Open wzrdtales opened 1 year ago
edit just up and down is enough to get stuck. so this is a problem with rdma in general as is it seems
tested the other releases, this bug exists since the first release 9.2.0 and was never fixed also not in 9.2.4
I test wise decremented the counter before the event
This fixes this issue, but wasn't able yet to debug why this decrement is never called. Indeed it really never does so, we had a server sitting for a week in that state.

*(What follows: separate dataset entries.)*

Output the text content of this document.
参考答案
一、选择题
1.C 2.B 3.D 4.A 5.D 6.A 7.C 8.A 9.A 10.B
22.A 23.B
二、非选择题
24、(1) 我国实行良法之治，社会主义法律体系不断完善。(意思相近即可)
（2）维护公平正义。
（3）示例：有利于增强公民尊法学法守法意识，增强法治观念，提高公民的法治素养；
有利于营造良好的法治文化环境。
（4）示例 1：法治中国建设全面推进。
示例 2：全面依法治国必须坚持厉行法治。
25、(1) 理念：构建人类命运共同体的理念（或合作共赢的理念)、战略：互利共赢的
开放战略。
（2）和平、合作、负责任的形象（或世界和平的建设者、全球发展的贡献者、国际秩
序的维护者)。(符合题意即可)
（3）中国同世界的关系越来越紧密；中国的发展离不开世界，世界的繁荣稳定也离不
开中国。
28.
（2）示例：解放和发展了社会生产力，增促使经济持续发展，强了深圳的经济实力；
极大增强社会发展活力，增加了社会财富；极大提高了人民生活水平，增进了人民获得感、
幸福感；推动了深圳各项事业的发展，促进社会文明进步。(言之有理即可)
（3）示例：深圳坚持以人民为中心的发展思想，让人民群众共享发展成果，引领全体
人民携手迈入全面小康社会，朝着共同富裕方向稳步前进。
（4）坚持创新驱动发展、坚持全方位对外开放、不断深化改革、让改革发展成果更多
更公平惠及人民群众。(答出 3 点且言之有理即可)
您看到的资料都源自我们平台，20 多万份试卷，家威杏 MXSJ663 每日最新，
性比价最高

maybe @rck can help out from here?
when a connection is made it will again get stuck in the same position, with higher cm_counts. When a connection is cut unexpectedly (we simulated a crash), we end up with the same situation. Those things are not being freed anymore, it is just stuck.
further debugging shows, there are deeper problems with the rdma driver. The whole system will eventually lock up after some while blocking any further file reads.
update:
https://github.com/LINBIT/drbd/blob/460cfc1025ba5abb63ac9ed2895d6cec178bb39c/drbd/drbd_transport_rdma.c#L572
this is the line it gets stuck.
drbd with rdma gets stuck when disconnecting a resource in sync
here are the logs we could retrieve:
drbd version: 9.2.2
to reproduce
setup rdma synced disk. setup first node, setup second node. connect them, disconnect them, try to shut any of the two down. They will be stuck forever and only a hard reboot will release this.